In ruling that there was insufficient evidence to submit the claim of punitive damages to the jury, the court observed that the plaintiff must show by clear and convincing evidence that the defendant was aware that his conduct would likely result in the plaintiff's rights being disregarded. Id. The court found that, even assuming all of the plaintiffs' allegations to be true, there was no showing that either the driver or his employer intentionally disregarded the rights of the family of four. Id.; see also Lemaire v. Younger Transportation, Inc. of Texas, 443 So. 2d 662 (La. App. 1983) (intentional dispatch of driver so as to require him to drive beyond hours of service limits set forth in federal regulations insufficient to support claim for punitive damages, as it must be shown that trucking company knew that injury or death would likely arise from its conduct).

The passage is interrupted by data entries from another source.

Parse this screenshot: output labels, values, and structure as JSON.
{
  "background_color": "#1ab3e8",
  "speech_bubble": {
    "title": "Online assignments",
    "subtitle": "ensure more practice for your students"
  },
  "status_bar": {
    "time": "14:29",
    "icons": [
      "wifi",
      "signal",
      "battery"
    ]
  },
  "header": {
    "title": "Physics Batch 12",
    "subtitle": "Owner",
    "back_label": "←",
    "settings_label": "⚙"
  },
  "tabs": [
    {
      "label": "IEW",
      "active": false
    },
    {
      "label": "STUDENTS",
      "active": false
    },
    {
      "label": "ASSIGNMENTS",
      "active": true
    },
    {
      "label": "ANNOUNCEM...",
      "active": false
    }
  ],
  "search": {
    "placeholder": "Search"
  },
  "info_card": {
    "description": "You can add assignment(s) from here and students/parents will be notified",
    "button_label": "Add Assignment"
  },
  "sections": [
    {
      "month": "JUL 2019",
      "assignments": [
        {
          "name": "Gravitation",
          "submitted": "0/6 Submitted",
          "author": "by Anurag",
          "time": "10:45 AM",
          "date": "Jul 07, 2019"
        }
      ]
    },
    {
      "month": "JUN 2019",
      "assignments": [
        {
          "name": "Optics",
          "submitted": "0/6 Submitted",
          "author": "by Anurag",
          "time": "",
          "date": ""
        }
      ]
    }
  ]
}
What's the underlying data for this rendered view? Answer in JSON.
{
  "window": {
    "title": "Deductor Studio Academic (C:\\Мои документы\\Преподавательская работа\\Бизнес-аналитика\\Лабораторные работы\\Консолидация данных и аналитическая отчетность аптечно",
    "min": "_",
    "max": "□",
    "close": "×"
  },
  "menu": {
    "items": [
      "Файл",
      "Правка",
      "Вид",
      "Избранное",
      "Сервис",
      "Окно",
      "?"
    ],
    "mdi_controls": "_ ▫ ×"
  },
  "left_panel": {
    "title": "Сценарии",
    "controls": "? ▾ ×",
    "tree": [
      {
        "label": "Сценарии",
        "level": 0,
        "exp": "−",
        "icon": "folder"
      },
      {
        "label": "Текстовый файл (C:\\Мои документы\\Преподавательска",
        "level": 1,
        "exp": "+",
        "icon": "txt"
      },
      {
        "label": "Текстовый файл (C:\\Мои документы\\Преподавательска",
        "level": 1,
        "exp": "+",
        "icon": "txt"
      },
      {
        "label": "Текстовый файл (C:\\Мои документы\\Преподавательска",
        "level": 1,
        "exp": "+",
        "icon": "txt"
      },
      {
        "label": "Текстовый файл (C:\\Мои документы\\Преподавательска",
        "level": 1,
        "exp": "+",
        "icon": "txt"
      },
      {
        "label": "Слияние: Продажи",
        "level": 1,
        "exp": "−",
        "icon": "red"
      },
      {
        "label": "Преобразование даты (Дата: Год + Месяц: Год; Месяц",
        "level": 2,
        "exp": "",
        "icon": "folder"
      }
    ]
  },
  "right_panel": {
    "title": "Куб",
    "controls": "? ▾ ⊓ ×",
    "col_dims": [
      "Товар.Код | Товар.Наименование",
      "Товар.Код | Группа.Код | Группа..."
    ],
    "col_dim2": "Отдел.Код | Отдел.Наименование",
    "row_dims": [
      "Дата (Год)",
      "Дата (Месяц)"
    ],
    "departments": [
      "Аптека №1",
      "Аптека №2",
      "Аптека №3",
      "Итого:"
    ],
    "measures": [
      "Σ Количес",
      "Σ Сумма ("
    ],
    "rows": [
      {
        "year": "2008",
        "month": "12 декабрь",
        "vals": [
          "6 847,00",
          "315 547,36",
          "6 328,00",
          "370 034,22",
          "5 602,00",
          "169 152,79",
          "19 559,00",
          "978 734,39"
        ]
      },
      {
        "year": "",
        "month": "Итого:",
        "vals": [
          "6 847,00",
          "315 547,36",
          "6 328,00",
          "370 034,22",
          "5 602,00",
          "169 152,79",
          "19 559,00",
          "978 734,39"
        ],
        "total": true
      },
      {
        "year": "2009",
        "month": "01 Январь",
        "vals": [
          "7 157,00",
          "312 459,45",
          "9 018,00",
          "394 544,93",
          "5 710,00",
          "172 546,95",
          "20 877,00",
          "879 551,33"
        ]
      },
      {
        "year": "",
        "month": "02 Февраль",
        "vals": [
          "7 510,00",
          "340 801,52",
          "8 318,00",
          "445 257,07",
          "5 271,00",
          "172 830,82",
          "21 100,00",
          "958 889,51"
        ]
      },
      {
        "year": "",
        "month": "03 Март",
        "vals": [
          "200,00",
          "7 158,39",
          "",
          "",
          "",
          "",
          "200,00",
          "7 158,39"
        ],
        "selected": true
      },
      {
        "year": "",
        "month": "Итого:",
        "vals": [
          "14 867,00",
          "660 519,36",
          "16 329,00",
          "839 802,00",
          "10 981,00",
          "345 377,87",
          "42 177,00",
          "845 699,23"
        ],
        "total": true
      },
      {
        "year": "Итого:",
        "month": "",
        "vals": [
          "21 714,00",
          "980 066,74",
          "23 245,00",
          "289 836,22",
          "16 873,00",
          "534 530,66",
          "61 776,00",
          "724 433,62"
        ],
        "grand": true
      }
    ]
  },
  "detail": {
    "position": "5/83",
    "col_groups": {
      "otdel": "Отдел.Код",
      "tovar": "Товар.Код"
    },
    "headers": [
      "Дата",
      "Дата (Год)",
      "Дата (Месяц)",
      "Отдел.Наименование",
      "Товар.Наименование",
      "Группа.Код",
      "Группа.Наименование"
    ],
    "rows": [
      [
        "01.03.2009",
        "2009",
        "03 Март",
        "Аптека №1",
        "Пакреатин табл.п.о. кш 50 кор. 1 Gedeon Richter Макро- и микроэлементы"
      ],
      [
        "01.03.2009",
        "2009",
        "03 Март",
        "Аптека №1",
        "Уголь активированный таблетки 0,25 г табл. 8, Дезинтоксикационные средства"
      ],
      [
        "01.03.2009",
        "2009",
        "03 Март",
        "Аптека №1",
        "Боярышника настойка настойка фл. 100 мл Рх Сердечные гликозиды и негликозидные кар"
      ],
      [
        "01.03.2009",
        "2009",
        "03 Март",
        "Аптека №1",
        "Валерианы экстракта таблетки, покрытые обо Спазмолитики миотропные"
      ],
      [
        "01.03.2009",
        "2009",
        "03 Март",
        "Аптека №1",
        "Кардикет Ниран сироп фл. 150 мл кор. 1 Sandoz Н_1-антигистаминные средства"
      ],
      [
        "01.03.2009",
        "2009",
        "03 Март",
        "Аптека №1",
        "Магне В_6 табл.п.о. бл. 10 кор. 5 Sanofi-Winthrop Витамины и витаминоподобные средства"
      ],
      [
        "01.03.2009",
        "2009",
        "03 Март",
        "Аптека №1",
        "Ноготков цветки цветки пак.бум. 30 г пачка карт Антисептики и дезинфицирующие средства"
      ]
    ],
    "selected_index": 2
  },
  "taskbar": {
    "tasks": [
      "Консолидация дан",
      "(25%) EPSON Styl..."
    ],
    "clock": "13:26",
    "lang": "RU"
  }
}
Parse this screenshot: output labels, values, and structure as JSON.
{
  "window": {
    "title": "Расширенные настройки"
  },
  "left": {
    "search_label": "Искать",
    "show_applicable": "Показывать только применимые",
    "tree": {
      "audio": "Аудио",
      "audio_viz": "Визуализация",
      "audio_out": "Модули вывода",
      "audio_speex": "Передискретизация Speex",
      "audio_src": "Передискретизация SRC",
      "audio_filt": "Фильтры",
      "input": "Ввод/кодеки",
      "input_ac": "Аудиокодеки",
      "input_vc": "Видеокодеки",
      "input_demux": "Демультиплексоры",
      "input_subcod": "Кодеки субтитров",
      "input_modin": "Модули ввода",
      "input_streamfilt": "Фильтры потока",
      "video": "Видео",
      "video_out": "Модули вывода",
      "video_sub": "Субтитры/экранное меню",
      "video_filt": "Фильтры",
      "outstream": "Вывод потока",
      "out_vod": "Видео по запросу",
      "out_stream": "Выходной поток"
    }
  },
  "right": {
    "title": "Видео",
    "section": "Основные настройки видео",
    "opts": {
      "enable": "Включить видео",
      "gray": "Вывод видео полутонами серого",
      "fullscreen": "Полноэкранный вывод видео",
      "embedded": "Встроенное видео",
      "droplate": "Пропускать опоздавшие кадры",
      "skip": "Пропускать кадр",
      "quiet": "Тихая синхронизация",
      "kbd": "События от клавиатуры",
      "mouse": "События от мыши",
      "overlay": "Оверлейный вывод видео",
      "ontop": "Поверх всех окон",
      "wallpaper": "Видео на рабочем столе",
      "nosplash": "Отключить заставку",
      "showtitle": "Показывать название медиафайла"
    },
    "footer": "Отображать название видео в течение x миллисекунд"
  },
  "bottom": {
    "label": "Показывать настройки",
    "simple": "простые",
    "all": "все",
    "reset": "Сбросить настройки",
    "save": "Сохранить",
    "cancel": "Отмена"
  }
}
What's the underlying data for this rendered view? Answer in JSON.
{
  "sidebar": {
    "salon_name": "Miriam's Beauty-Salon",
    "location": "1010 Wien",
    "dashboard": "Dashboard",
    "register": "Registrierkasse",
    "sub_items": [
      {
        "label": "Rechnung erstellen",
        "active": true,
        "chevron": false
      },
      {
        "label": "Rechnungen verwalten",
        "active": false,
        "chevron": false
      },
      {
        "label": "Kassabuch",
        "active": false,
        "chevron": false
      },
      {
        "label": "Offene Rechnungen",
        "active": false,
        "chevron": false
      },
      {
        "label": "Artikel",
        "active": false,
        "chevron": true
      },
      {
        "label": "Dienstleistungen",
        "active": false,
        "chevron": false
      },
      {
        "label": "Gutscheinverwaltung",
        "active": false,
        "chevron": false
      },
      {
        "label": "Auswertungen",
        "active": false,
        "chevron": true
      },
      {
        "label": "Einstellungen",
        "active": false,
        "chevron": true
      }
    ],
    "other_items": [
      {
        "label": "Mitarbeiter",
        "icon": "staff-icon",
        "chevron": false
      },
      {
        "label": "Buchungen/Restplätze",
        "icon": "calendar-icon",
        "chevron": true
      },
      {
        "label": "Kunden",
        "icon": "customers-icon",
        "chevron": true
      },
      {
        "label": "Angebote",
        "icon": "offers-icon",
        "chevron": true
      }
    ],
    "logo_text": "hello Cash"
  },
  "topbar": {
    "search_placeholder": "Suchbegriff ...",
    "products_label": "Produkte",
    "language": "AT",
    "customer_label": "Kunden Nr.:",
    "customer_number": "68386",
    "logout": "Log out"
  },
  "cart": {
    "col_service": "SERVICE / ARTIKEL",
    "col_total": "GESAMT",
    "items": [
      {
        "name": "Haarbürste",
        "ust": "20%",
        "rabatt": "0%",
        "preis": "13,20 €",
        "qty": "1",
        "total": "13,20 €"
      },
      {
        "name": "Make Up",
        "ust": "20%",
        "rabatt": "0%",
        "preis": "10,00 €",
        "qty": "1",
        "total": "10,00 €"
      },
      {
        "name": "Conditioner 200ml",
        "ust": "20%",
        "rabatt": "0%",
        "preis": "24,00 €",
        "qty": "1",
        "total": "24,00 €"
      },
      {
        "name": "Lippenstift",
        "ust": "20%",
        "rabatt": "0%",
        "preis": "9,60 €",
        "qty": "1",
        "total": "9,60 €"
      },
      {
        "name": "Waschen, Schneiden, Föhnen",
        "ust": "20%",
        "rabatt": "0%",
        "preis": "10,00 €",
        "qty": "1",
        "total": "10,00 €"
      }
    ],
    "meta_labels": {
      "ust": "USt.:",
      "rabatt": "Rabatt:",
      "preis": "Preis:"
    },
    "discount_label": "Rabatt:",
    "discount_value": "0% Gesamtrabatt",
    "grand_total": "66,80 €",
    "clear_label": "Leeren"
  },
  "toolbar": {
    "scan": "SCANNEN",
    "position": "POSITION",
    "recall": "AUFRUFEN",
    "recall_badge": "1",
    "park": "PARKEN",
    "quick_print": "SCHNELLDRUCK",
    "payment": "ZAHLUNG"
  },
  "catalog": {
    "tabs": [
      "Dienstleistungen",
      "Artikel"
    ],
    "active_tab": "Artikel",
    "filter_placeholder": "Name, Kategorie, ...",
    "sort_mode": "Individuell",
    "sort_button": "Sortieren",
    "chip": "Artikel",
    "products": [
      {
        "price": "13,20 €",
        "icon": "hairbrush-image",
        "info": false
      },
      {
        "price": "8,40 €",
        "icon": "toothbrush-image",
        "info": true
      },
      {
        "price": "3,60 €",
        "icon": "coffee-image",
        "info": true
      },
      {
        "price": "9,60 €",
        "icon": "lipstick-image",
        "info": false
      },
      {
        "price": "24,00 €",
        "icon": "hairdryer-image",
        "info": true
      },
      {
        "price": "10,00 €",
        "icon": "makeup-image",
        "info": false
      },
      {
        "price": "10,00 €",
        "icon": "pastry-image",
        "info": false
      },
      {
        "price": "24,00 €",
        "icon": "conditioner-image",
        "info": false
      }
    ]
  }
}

The key point to take away from these decisions is that past hours-of-service violations and log book falsifications, coupled with an accident occurring when a driver has surpassed the maximum number of hours allowed under federal regulations, is insufficient to support the conclusion that the driver or carrier knowingly or recklessly operated, or allowed operation of, a commercial motor vehicle in an impaired state. Courts have found this evidence insufficient to clear the evidentiary hurdle that there be "clear and convincing evidence" that a defendant was aware his conduct would result in injury, with the emphasis on "aware." When successfully argued, this theory can nullify the plaintiff's theory of punitive damages.

IV. Conclusion

Carriers must do business in the real world and as such attempt to hire quality employees. However, they cannot screen out every driver with a criminal record, traffic violation or other past misdeed, without exception. The Courts recognize this reality and acknowledge that, so long as the employer takes responsibility for the potentially reckless and grossly negligent conduct of the employee, the employer may succeed in avoiding any claims related to negligent supervision, retention and hiring. In addition, the standard required to establish reckless conduct as it relates to theories of fatigue and operation of a commercial vehicle is high and unless opposing counsel can meet that standard evidence of prior log falsifications or hours of service violations should be inadmissible. When negotiating with opposing counsel don't hesitate to raise the case law that is favorable to carriers and that nullifies a plaintiff's ability to explore the prior history and bad acts of a driver completely unrelated to his performance at the time of the accident in question.


By: Christopher M. Kelly and James W. Standard, Jr.


Christopher M. Kelly, Esq. is a shareholder with the law firm Gallivan, White & Boyd, P.A. in Greenville, SC and James W. Standard, Jr., Esq. is a partner with the law firm Gorby Reeves & Peters, P.C. in Atlanta, GA.

1 Most states have a counterpart to F.R.E. 404(b) limiting the admissibility of "prior bad act" evidence.